Polêmicas à parte, os encontros feitos por Mangabeira foram, na maior parte do tempo, descontraídos. Até na hora das reclamações. O general Ítalo Avelino, gestor do orçamento do Exército na Amazônia, arrancou risos da platéia ao fazer seu protesto contra a burocracia que atrasa a liberação de recursos: ” Como gestor de orçamento, sempre digo: se eu tiver que ser penalizado, que eu seja preso, porque multa não tenho como pagar”.
O clima pesou quando a deputada Vanessa Graziottin (PCdoBAM) lamentou a ausência dos ministros Geddel Vieira Lima (Integração Nacional) e Marina Silva (Meio Ambiente), que haviam confirmado presença, mas faltaram. Geddel, que está de férias, divulgou nota dizendo que enviou representantes. (Alan Gripp, para O Globo, 18/1)
Mente fértil
Leia a íntegra do editorial da “Folha de SP”:
Um deserto de homens e idéias: por muito tempo, o Brasil foi visto desse modo, aliás injustamente. Seja como for, o ministro de Assuntos Estratégicos, Roberto Mangabeira Unger, parece mais do que nunca disposto a ocupar esse deserto por conta própria.
Desembarcou na Amazônia nesta terça-feira (15/1), fumegando de propostas para a região. Impostos, educandários e aquedutos brotavam da sua mente fértil.
Por que não um aqueduto? Por que não vários? Transamazônicas líqüidas, velozes, atravessavam as visões do ministro. Desembocariam no árido Nordeste. A teoria ungeriana é clara, límpida, desconcertante. “Numa região, sobra água, inutilmente. Na outra região, falta água, calamitosamente.”

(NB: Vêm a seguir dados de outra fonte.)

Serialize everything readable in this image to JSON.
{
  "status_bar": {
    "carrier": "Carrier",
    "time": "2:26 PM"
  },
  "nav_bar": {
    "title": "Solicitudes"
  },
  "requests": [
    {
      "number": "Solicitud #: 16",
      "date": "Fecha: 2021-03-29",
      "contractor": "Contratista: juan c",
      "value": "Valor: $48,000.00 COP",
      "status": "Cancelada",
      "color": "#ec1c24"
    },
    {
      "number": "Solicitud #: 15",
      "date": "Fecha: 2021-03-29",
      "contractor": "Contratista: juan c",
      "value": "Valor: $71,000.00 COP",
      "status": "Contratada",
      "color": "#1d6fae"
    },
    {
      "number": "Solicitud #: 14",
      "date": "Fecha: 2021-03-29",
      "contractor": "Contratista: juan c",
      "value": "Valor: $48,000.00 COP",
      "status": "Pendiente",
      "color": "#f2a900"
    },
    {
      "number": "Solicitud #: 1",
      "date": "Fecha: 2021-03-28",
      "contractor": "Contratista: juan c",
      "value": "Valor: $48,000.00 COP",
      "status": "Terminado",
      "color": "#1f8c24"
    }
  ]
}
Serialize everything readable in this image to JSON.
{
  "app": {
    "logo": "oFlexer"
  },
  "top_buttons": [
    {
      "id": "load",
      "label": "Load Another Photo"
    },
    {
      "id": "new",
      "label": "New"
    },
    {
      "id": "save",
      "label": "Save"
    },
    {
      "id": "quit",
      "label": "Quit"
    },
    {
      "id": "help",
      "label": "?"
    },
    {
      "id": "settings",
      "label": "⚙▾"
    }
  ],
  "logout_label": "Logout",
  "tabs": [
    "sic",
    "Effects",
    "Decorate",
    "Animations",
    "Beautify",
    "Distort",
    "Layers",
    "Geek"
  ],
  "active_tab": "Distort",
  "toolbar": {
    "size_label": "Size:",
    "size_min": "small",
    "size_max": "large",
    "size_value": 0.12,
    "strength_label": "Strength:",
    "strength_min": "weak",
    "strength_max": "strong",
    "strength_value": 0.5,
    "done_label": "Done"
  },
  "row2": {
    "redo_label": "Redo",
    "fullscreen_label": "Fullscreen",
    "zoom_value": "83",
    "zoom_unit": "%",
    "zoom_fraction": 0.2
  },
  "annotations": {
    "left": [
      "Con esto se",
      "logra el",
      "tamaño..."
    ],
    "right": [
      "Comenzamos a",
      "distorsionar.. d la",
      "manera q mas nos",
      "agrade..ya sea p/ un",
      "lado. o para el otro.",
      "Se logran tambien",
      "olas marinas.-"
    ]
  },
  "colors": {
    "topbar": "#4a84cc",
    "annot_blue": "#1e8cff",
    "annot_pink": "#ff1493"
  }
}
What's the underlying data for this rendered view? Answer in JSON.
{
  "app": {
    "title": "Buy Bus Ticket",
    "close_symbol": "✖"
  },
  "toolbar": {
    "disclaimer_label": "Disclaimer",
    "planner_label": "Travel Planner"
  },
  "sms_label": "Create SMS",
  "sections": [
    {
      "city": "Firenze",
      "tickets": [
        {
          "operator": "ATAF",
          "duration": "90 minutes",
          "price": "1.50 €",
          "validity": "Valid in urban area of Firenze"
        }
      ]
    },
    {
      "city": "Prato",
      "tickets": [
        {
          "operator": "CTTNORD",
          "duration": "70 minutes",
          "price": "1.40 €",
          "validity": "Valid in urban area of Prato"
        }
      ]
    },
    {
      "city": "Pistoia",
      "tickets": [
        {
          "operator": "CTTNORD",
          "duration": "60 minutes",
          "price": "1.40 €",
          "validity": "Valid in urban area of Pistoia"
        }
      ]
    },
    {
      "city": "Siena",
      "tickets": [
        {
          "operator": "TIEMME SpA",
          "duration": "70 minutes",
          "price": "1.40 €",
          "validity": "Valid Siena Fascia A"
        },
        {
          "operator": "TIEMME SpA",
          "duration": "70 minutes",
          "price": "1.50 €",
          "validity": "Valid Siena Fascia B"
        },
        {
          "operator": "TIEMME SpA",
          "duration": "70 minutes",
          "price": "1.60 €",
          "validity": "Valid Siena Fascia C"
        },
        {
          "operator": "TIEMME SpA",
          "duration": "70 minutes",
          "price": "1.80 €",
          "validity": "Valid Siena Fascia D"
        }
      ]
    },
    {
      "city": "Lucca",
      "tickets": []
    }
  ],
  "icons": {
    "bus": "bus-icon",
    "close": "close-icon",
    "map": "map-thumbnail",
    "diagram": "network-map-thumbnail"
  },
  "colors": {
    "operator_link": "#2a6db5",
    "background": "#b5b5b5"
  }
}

Diante do torrencial igualitarismo do projeto, até a dispendiosa e polêmica transposição do rio São Francisco parece modesta. O que faria seu adversário mais célebre, frei Luiz Flávio Cappio, se confrontado com o portentoso mangabeiroduto?
Houve quem considerasse sua greve de fome um ato comparável aos de um profeta do Antigo Testamento. Talvez ao religioso só restasse prosternar-se, contrito, diante das inspirações superiores de Mangabeira, ao mesmo tempo Moisés e faraó, Netuno e Curupira.

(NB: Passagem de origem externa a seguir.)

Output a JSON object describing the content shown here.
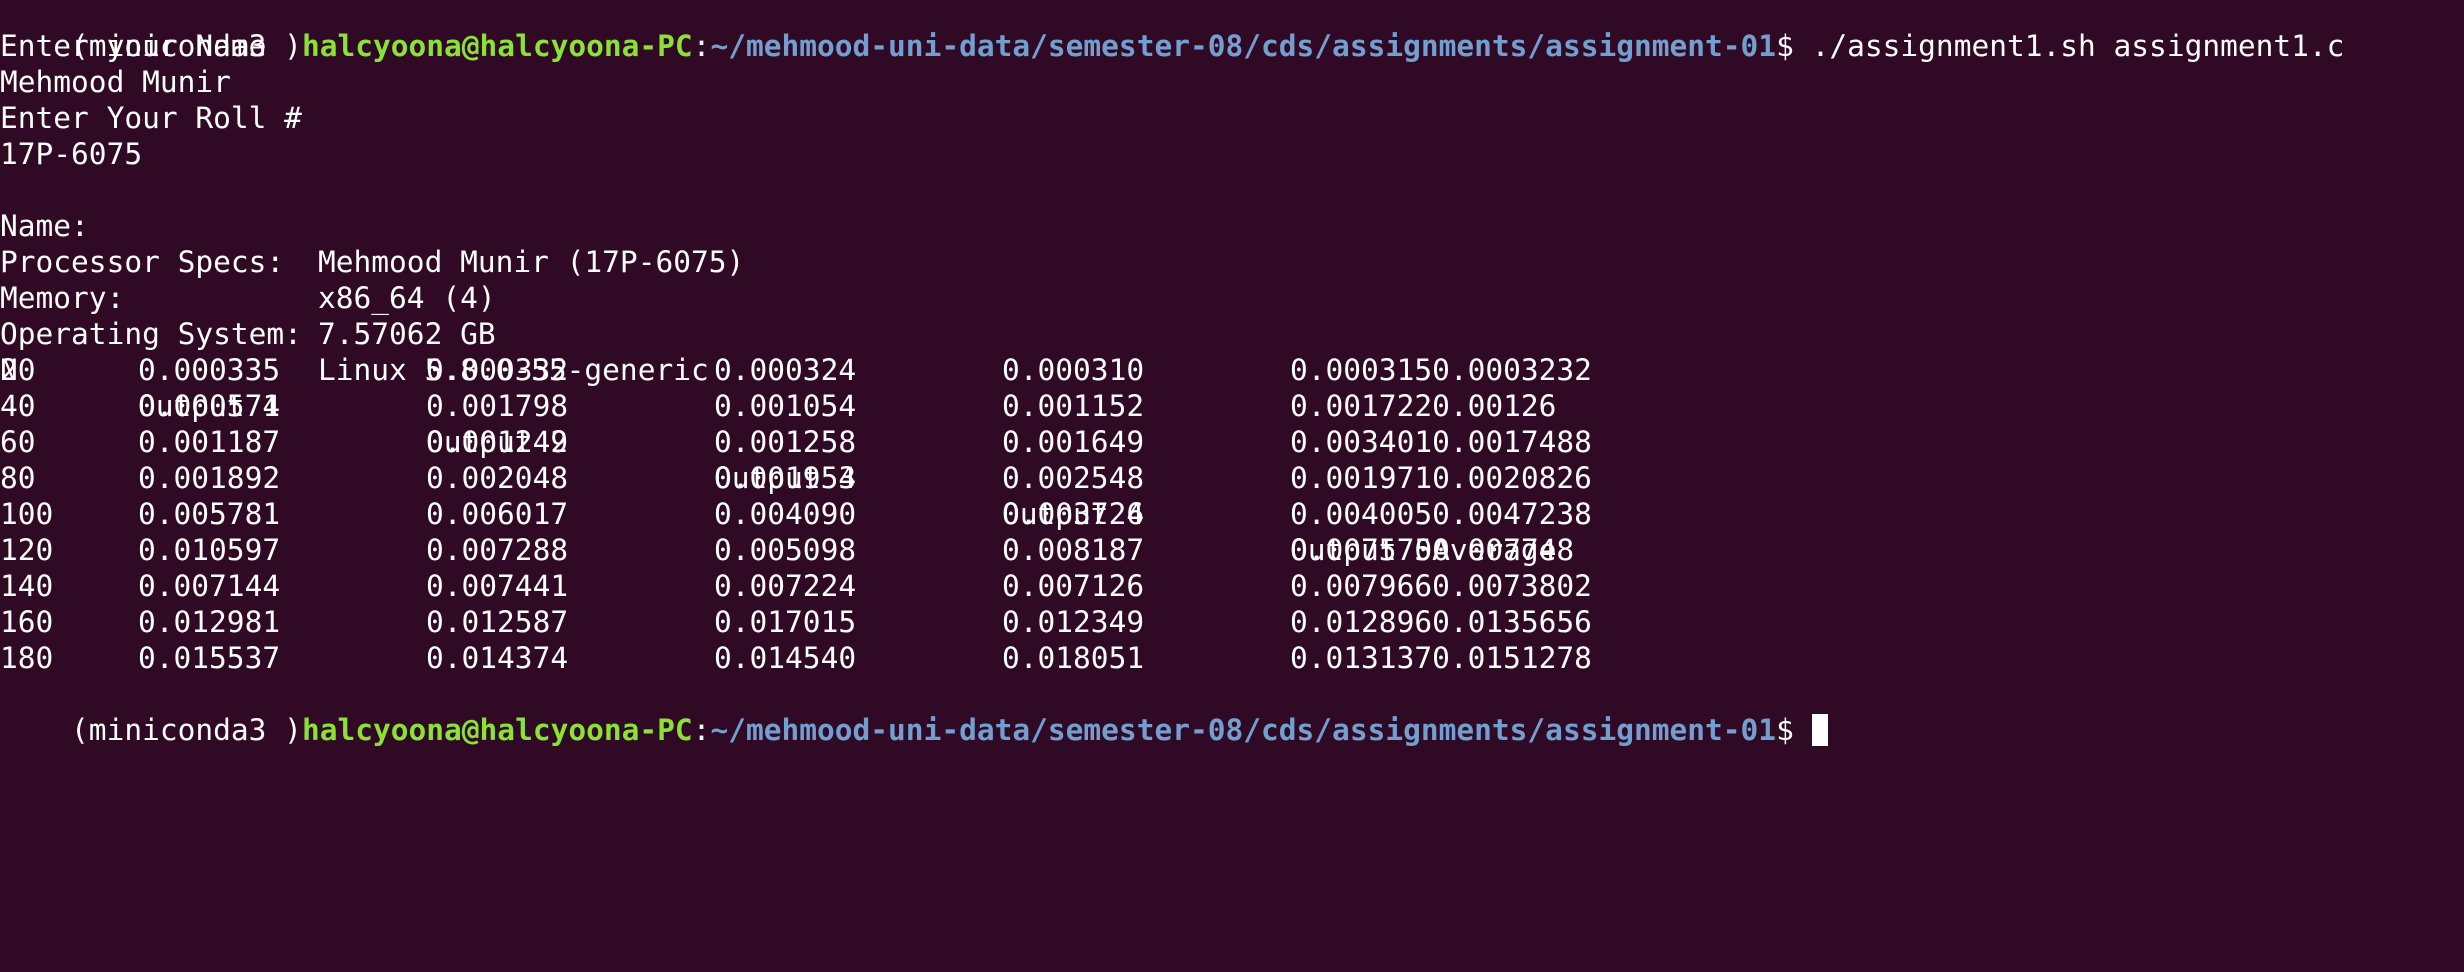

A ministra do Meio Ambiente guarda silêncio. A prefeita de Santarém lembra que antes dos aquedutos seria interessante prover de água encanada os domicílios da região.
Nosso Doutor Fantástico viajou em companhia de 35 assessores. O desperdício da missão só é menor do que o desperdício dos neurônios, certamente preciosos, do professor da Universidade Harvard.
(Folha de SP, 18/1)
Baboseiras amazônicas
Leia o editorial do “Estado de SP”:
Depois do longo período de silêncio que se seguira à sua posse na Sealopra (sigla que consagrou o nome da Secretaria de Planejamento de Longo Prazo) que selou sua reconciliação com o governo que classificara como “o mais corrupto da história da República”, o ministro Roberto Mangabeira Unger mostrou, finalmente, em que se concentravam seus profundos estudos, pesquisas e reflexões sobre o futuro do País.
Convencido de que “transformando a Amazônia, o Brasil se transformará”, sem explicar no que deseja que o Brasil “se transforme”, o ministro do futuro organizou uma expedição à região, de 35 pessoas, entre assessores, parlamentares e empresários com a missão de, em quatro dias, convencer os governos locais da importância e da viabilidade do seu criativíssimo projeto de transposição de água da Amazônia para o Nordeste.
É que os estudos e pesquisas do ministro levaram-no à surpreendente e inovadora conclusão de que “numa região sobra água inutilmente e na outra falta água calamitosamente”. Parece inacreditável que ninguém antes tenha feito tal raciocínio lapidar!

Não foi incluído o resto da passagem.